When I started my rotation, I got a slow introduction. Lots of time for patient appointments. Arguably too much time. I was getting bored going into my second week, and started asking to see more patients. Then I got ramped up to a full schedule in my third week. It. Was. Crazy. I managed to keep up with my schedule, yet only at the expense of my note-writing. On the busier days, I was at the clinic hours afterwards finishing my notes and completing other paperwork.

Nevertheless, I mostly kept my head above water and I'm fairly proud of that fact. At the end of my block, I was handling a workload roughly what I can expect as an early PGY-2 and while I wasn't nearly as consistent or efficient as the PGY-2's in the office (who were nothing short of amazing), I at least did the job. As I gain some more experience and familiarity, I'm hoping the late nights of note-writing well decrease.

That said, even my current "full schedule" pace is about half what it will be in full practice. Even with the advantages of a shorter lunch (currently I get over an hour, which I don't really need), lighter note requirements (my notes are detailed now, especially compared to the 2-3 lines most of my preceptors write), an extra exam room (I get a single room now), and no delays caused by checking with a preceptor, I'm nowhere near being able to operate at full speed. Yet, I've got 25 more blocks, including many family medicine blocks, to get up to that pace, so there's still plenty of time.

3) Home Call is Not Like In-House Call

One of the interesting quirks to my residency program is that we do a full home call on our Family Medicine blocks. It's not particularly frequent (about one weeknight every 2 weeks and one weekend every 2 months) and in many Family Medicine centres, it wouldn't be too busy. Except at my centre. Our weekend call is Friday night through until Monday morning. I got at least two dozen calls during that time, some of which were simple and straight-forward, others which took a fair bit of time to sort out. Ended up having to do a fair bit of driving, either to see patients in clinic over the weekend or to visit patients in the nursing home we cover.

The main advantage of home call is that you can still do life-stuff when you're not actively working. That's pretty great, since you can get a lot done if you don't get called often. It's way better than in-house call in that respect, where you're basically working a 24-hr shift that may involve some long breaks if you're lucky, but which doesn't allow you to do anything outside of the hospital.
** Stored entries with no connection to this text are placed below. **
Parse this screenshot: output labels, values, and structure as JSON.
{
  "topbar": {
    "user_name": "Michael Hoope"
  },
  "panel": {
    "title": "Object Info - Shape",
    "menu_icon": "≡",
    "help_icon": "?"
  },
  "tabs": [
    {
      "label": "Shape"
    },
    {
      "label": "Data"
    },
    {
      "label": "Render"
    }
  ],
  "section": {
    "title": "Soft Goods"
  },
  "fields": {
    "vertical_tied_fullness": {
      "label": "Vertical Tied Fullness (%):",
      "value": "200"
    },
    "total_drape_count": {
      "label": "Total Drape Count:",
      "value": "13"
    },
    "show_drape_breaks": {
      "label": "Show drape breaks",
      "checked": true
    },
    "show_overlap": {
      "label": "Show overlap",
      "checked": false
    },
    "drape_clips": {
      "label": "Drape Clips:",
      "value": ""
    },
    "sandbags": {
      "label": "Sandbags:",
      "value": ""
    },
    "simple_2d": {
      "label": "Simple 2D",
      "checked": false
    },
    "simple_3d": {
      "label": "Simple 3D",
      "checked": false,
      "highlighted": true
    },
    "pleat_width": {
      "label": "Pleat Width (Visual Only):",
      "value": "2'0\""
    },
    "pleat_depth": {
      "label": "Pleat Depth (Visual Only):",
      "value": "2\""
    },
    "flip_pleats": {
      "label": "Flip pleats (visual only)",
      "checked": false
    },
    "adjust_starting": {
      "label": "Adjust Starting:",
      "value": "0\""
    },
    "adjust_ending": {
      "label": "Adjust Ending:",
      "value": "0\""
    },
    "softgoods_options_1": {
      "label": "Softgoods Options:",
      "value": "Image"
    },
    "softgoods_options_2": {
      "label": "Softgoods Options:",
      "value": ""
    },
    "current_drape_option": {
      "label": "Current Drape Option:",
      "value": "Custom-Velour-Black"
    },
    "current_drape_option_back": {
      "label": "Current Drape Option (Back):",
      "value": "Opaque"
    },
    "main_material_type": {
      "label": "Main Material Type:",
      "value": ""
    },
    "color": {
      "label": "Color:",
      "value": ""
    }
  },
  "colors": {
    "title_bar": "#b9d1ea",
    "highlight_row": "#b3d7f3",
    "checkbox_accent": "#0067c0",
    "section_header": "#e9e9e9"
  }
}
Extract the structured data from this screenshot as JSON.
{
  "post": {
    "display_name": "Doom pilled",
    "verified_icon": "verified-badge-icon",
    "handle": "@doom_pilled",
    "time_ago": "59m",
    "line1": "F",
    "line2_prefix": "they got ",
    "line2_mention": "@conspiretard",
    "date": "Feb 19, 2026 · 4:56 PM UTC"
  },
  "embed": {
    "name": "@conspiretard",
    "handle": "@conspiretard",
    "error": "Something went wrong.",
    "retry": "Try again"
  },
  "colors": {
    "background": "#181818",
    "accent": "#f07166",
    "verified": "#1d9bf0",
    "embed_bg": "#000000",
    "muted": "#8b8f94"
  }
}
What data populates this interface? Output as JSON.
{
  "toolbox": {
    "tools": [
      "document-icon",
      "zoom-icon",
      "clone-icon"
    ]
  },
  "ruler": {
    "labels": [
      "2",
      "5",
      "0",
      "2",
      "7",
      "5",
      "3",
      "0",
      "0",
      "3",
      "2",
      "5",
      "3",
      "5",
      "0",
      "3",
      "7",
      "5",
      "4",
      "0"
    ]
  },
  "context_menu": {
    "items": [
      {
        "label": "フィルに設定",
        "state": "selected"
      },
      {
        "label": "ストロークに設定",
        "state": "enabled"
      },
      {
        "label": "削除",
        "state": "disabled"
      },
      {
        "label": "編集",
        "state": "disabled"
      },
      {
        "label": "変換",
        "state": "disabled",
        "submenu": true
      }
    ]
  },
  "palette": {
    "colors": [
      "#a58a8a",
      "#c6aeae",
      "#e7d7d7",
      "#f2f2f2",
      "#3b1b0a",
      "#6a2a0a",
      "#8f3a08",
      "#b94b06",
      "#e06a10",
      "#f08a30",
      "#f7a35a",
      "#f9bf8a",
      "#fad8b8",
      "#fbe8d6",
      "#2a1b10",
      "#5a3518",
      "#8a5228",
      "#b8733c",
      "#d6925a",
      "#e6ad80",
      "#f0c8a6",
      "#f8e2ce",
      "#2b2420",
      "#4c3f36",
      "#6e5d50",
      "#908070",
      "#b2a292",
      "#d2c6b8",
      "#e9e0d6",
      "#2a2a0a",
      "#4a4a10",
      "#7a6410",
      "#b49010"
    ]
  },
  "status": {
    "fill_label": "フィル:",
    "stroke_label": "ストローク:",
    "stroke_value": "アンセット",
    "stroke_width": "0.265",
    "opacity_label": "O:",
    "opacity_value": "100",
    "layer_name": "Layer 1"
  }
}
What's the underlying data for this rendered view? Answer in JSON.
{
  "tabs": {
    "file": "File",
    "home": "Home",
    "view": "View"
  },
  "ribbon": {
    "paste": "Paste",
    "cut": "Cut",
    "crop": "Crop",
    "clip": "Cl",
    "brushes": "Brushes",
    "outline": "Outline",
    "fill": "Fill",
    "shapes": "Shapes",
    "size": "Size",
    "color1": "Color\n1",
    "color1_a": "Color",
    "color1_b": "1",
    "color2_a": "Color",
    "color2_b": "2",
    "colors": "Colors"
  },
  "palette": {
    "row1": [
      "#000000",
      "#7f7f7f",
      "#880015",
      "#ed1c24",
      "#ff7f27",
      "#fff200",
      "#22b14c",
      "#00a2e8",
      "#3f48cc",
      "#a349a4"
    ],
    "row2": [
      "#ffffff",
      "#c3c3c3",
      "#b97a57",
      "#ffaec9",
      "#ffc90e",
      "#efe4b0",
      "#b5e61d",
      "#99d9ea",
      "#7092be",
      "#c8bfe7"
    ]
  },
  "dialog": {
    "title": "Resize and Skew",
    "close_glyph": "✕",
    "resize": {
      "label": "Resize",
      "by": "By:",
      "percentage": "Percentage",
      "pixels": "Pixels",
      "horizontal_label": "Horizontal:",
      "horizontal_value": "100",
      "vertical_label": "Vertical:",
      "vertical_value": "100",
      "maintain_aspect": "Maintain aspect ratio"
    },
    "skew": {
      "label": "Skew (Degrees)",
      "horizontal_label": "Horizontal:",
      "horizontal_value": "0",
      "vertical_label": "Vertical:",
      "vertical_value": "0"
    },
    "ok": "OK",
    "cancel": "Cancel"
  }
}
Yet, since my home call was over 60 hours long and was reasonably busy - during the day, I rarely got more than an hour off - I didn't get much opportunity to get anything done and developed some rather intense pager anxiety. It's surprisingly hard to "switch off" on the third day of being page-able at any time!

4) Conclusions

Overall, I'm enjoying residency more than I did medical school. There's a bit more independence and some clear ways to progress forward over time. Getting paid rather than paying insane amounts of tuition is a significant benefit, as finances are now slowly moving in the right direction. Month-long blocks rather than two week rotations provides a bit of stability, and the ability to take vacations provides some much-needed flexibility, though the schedule remains fairly hectic.

Life still isn't yet where I'd like it to be - I spend too much time at work or on work and don't have enough consistency or control over my own schedule to prioritize other aspects of living. I'll be glad to finally finish up in two years' time and to experience the supposed wonder of full, independent practice. Nevertheless, residency feels closer to my ultimate lifestyle goals than medical school did and what sacrifices are necessary feel more like they're in the service of meaningful progress than they did as a medical student.